Bruce Crowe Consulting

Organisational & personal strategies

Organisational and personal strategies for achieving outcomes with and through others, individually and as teams, are based on analyses of the people and their situations and on the objectives being pursued. Personal assessments and team reviews can contribute, as can field work, observations and discussions with players and stakeholders. Strategies can be developed for managing people in mergers and acquisitions, during forced re-sizing, and for planned organisational developments and changes.

Case Study

Two entities were engaged in due diligence as they moved towards a merger/acquisition. The CEO of the acquiring entity agreed with his HR Director that early facilitation of the people aspects of the transition would be advantageous. The objective was to hold key executives and managers long enough for the acquiring entity to decide who they wanted and in what roles, and to avoid the wholesale exodus of the best people as soon as they could get their redundancy payment and go to the next job a search firm had already lined up for them.

The consultant accompanied the HRD on his normal pre-acquisition due diligence meetings with the other HRD and his team, and learned what information was held on key senior managers and middle managers and how to access it. Informal chats with the prospective acquisition’s senior management provided further impressions about key people and about what might happen with them after the merger.

Once the merger was announced, a series of actions were initiated that included each of the executives in the acquiring entity meeting individually with each of the executives and managers in the departments they were acquiring. The consultant arranged and participated in all meetings. Impressions gained were combined with performance and assessment records retrieved from HR files, and each person was discussed with their new manager to decide what the future might hold for each of them. A moratorium on resignations was agreed to give the process time to run its course and give everyone a fair chance to be heard and considered. There were other behavioural and management advantages in buying this time for a rational, open and transparent process to be completed.

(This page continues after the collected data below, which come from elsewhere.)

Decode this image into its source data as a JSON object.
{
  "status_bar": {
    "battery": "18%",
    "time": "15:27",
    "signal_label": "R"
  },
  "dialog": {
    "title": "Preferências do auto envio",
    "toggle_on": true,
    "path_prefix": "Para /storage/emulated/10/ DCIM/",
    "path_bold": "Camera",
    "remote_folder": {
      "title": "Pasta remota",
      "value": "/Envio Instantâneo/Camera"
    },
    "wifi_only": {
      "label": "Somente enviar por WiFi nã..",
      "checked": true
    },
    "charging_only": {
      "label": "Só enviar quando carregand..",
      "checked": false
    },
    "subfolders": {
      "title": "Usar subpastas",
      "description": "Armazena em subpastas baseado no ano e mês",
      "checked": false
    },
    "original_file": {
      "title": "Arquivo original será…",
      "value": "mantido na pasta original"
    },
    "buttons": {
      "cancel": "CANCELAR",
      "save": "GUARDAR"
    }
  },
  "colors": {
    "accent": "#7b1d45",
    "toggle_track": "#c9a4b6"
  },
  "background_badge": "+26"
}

Another important action was to address all staff of the acquired entity on the evening of the day the merger was formally announced. Of over 1,200 staff in the metropolitan area and accessible nearby regions, only 13 people who were rostered in the computer centre or on significant sick leave did not attend. The complete management teams of the merged entities attended, as did some of the new Directors. The purpose of the address by the new CEO was to gain credibility with the new staff so that they would believe what they were being told and would wait and see how things worked out.

The same approach was continued in a communications initiative that opened an intranet news page site that also provided avenues for any staff to direct enquiries and comments anywhere they wished.

The individual interviews of managers continued for about two weeks, after which the new management identified the people they wanted and strategies were prepared to retain them and attract them to their proposed new roles. The consultant continued to facilitate meetings between executives and managers, as needed, at the direction of the CEO, as part of efforts to keep relationships positive and to keep the momentum going. At the one month milestone, one executive had left but the balance of the sixty or so key people were there to participate in one-to-one career meetings and subsequent team meetings to start the process of lifting the new organisation from an idling pace to full steam operations, which were achieved within the three months target.

The acquired entity had been an acquirer itself on many occasions and was relatively experienced and sophisticated about the process. Their knowledge and skills were always respected, and they graciously complimented the acquiring team on the way the merging process was run. The acquisition was a success, and the CEO went on to become Chairman of a larger entity that resulted from further mergers.